Sample size / distribution. Each particular scenario (i.e. cell count) must have at least 5 expected cases.
summary(gss$getaid)## Yes No NA's
## 281 1179 55601
So, conditions are clear.
inference(y = tvhours , x = getaid , data = gss, statistic = "mean", type = "ht", null = 0,
alternative = "twoside", method = "theoretical")## Response variable: numerical
## Explanatory variable: categorical (2 levels)

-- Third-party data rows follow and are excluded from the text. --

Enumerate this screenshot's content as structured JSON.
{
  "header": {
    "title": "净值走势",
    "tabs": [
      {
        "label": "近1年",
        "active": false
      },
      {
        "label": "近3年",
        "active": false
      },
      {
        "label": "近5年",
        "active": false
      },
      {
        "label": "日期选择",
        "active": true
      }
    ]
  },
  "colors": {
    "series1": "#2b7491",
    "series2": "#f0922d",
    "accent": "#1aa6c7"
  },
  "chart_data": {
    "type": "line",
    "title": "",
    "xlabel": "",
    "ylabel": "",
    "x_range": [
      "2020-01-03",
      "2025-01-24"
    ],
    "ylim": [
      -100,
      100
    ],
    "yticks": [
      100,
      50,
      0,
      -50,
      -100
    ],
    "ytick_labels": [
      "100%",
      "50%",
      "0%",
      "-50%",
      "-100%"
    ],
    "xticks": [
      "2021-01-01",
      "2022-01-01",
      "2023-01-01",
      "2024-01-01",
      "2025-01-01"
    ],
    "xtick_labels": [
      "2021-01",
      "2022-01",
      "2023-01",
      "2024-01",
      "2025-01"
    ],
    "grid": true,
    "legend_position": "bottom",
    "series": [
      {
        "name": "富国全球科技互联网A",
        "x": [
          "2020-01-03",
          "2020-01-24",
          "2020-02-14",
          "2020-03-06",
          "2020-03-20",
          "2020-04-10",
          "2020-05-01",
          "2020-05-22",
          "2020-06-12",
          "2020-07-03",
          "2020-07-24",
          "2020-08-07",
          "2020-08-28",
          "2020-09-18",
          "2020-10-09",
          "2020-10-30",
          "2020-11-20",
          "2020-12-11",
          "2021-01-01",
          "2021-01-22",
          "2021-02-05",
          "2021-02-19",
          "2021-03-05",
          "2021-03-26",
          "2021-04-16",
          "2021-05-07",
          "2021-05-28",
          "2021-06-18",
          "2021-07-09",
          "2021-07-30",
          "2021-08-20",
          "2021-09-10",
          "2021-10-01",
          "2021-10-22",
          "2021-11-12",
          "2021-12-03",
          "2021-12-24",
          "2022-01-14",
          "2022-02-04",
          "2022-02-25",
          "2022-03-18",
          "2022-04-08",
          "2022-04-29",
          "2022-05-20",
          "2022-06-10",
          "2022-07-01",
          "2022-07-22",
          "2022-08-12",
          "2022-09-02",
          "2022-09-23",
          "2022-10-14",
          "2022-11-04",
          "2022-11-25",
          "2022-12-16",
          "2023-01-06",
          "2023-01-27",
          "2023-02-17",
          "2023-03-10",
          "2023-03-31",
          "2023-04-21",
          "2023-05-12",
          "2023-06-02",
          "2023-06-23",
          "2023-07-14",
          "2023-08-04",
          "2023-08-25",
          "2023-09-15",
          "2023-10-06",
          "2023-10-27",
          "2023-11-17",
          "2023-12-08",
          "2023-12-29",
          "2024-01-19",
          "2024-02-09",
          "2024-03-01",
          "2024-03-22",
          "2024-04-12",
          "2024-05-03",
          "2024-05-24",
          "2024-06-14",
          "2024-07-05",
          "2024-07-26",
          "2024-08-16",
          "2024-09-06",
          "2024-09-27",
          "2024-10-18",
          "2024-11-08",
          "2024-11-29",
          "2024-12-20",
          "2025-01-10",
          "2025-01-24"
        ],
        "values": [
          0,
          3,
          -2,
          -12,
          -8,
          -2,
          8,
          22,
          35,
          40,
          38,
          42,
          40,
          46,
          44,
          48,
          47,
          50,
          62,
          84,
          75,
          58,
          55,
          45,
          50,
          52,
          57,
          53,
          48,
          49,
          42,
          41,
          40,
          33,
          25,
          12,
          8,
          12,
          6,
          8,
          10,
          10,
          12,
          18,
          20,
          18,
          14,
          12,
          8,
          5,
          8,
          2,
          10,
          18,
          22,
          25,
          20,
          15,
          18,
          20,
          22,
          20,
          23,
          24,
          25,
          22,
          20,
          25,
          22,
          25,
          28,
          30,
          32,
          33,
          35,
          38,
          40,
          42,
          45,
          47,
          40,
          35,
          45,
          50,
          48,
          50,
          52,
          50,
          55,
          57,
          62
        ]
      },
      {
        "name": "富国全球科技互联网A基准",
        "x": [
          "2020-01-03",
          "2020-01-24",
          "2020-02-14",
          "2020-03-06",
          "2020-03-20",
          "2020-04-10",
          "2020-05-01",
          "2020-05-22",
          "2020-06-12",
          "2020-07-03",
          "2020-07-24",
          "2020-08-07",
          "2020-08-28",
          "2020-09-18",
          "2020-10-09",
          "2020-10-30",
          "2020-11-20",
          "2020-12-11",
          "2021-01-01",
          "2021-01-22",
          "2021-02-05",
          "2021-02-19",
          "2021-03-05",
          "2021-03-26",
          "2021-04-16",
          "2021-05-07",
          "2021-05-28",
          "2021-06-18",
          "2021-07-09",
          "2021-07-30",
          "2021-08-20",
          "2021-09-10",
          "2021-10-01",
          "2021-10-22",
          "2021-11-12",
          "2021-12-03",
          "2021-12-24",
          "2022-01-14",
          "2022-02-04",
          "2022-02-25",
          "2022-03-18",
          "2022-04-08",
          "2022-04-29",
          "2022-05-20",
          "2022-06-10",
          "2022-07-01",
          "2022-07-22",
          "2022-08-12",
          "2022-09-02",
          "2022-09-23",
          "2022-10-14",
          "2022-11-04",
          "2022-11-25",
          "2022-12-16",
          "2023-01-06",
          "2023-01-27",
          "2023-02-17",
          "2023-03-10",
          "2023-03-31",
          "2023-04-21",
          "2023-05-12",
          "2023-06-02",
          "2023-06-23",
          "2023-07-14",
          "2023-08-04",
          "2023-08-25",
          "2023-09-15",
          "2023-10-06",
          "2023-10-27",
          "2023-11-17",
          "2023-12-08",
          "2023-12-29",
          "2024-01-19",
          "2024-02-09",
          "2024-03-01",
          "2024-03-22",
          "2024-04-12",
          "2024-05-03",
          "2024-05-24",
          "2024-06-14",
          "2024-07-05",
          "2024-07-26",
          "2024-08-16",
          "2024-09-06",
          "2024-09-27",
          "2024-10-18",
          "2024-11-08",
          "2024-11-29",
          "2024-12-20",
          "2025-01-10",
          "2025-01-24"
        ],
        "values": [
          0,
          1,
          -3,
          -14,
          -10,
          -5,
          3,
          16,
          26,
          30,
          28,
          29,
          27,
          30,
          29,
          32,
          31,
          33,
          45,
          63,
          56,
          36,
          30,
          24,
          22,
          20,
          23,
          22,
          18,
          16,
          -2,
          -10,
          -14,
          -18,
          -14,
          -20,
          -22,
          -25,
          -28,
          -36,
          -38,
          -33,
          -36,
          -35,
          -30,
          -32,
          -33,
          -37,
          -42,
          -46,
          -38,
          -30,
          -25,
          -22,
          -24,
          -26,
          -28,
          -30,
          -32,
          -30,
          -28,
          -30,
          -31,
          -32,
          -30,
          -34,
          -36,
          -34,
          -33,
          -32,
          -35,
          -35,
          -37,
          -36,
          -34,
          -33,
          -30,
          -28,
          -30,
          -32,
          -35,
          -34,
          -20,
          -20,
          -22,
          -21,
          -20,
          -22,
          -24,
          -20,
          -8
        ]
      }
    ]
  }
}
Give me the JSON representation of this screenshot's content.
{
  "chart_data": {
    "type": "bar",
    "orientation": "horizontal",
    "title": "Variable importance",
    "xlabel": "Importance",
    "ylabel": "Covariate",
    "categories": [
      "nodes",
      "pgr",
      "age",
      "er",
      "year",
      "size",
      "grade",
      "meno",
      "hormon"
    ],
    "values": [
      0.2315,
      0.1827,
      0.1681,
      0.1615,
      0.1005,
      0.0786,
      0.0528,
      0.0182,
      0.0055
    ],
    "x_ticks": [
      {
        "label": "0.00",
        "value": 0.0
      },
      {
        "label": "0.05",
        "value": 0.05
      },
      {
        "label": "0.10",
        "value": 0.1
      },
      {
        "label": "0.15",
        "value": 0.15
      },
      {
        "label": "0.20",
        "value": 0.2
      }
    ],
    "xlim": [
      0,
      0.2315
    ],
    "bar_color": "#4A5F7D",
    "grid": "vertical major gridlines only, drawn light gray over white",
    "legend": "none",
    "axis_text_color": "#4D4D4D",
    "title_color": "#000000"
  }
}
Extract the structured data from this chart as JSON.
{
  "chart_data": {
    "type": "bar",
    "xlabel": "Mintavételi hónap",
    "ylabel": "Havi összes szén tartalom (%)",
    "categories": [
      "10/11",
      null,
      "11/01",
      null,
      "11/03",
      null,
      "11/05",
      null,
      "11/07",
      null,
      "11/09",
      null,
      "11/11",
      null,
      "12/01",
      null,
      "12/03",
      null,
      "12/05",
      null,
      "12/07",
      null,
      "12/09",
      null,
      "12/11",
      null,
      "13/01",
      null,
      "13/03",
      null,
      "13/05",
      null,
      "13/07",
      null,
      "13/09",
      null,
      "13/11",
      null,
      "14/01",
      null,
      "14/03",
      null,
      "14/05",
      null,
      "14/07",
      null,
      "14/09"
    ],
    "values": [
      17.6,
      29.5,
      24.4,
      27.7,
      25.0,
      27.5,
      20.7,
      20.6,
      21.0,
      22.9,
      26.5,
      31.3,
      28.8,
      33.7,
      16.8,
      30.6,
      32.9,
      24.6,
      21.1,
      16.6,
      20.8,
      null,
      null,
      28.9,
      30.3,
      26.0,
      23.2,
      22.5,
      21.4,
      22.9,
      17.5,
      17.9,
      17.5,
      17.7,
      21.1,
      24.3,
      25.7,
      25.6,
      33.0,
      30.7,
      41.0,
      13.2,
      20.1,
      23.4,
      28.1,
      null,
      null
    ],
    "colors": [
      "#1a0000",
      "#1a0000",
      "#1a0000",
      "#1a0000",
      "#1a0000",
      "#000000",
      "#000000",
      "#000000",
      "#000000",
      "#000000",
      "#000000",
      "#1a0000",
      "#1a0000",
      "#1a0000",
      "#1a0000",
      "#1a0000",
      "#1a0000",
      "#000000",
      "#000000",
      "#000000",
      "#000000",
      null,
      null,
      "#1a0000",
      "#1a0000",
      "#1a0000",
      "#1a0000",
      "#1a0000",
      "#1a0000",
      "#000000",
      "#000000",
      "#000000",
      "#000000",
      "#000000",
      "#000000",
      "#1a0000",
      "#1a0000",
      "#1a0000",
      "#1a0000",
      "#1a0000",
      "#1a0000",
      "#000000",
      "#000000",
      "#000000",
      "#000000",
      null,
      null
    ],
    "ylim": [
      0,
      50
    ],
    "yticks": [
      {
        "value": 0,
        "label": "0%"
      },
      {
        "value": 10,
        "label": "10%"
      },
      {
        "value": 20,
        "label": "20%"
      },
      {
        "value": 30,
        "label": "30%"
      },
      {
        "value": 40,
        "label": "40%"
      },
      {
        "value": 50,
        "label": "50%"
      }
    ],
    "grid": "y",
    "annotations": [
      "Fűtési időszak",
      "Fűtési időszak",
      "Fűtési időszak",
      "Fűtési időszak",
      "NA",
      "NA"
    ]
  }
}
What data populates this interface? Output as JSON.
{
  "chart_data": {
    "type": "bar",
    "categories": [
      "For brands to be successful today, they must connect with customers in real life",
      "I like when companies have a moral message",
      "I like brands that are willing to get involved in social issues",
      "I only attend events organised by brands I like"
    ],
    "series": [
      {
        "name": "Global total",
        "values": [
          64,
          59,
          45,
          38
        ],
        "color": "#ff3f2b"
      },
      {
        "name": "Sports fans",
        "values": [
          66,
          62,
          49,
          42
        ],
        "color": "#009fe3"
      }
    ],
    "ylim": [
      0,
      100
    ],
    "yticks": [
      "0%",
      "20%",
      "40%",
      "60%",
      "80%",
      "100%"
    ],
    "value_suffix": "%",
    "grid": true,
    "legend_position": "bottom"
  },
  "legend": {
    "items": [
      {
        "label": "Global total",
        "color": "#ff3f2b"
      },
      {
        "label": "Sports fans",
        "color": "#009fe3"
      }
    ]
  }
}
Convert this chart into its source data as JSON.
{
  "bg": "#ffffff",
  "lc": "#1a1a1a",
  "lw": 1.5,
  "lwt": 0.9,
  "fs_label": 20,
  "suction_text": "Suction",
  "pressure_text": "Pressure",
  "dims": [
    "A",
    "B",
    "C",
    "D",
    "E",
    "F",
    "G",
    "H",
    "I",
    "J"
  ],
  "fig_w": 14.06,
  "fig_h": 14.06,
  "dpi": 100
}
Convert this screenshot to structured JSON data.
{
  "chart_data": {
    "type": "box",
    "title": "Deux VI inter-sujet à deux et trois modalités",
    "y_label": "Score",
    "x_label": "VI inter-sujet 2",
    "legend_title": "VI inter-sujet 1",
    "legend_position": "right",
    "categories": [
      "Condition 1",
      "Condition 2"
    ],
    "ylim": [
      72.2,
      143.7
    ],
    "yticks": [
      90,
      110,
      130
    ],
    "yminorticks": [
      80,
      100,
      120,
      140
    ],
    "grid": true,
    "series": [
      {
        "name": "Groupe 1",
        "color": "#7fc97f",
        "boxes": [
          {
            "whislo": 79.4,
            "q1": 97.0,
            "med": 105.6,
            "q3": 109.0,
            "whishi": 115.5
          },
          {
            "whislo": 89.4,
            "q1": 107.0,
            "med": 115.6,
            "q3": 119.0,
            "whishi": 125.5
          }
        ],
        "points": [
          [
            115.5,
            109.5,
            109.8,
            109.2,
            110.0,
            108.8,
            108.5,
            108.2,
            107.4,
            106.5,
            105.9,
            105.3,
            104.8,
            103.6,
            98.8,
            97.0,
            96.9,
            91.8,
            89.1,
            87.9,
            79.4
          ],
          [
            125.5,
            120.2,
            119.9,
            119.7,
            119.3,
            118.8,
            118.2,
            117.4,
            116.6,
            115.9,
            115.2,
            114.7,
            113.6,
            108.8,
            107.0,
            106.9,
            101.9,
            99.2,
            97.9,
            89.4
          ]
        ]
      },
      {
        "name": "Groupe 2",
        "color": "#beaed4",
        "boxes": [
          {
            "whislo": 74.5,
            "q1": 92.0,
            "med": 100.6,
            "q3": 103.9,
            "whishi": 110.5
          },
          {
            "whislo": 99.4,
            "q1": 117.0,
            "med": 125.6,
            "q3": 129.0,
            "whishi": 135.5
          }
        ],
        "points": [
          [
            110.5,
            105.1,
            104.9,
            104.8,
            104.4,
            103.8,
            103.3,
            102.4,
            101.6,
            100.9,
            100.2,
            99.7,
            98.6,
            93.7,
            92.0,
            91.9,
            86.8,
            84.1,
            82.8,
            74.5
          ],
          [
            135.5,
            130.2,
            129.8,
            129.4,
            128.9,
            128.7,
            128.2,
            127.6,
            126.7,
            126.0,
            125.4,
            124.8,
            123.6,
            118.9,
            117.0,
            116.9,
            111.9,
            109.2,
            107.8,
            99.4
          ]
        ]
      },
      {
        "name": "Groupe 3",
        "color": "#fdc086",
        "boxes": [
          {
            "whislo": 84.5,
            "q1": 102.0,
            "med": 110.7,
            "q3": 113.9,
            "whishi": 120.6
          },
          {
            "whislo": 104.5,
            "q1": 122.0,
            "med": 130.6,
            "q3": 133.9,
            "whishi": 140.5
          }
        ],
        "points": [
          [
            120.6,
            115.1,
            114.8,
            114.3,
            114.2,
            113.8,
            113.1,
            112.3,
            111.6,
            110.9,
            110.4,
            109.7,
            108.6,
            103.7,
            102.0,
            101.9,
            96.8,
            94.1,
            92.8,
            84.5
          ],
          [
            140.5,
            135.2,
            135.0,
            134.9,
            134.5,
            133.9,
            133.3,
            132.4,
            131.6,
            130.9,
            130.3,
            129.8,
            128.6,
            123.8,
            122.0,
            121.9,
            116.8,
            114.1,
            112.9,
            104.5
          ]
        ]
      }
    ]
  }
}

## n_Yes = 280, y_bar_Yes = 4.0571, s_Yes = 3.2775
## n_No = 1176, y_bar_No = 2.8597, s_No = 2.0408
## H0: mu_Yes = mu_No
## HA: mu_Yes != mu_No
## t = 5.8494, df = 279
## p_value = < 0.0001
``
Because larger t values correspond to stronger evidence against the null hypothesis, we see shaded the upper tail to represent the p-value = < 0.0001. Generally we reject the null hypothesis with such a small p-value. In other words, the data provide convincing evidence that people recieving welfare tend to spend more time watching TV
4.1.1we also can apply confidence interval for this reserach.
inference(y = tvhours , x = getaid , data = gss, statistic = "mean", type = "ci", null = 0,
alternative = "twoside", method = "theoretical")## Response variable: numerical, Explanatory variable: categorical (2 levels)
## n_Yes = 280, y_bar_Yes = 4.0571, s_Yes = 3.2775
## n_No = 1176, y_bar_No = 2.8597, s_No = 2.0408
## 95% CI (Yes - No): (0.7945 , 1.6004)
We are 95% confident that people who recieve walfare tend to spend 0.8 - 1.6 hours watching Tv more than those who does not recieve WF.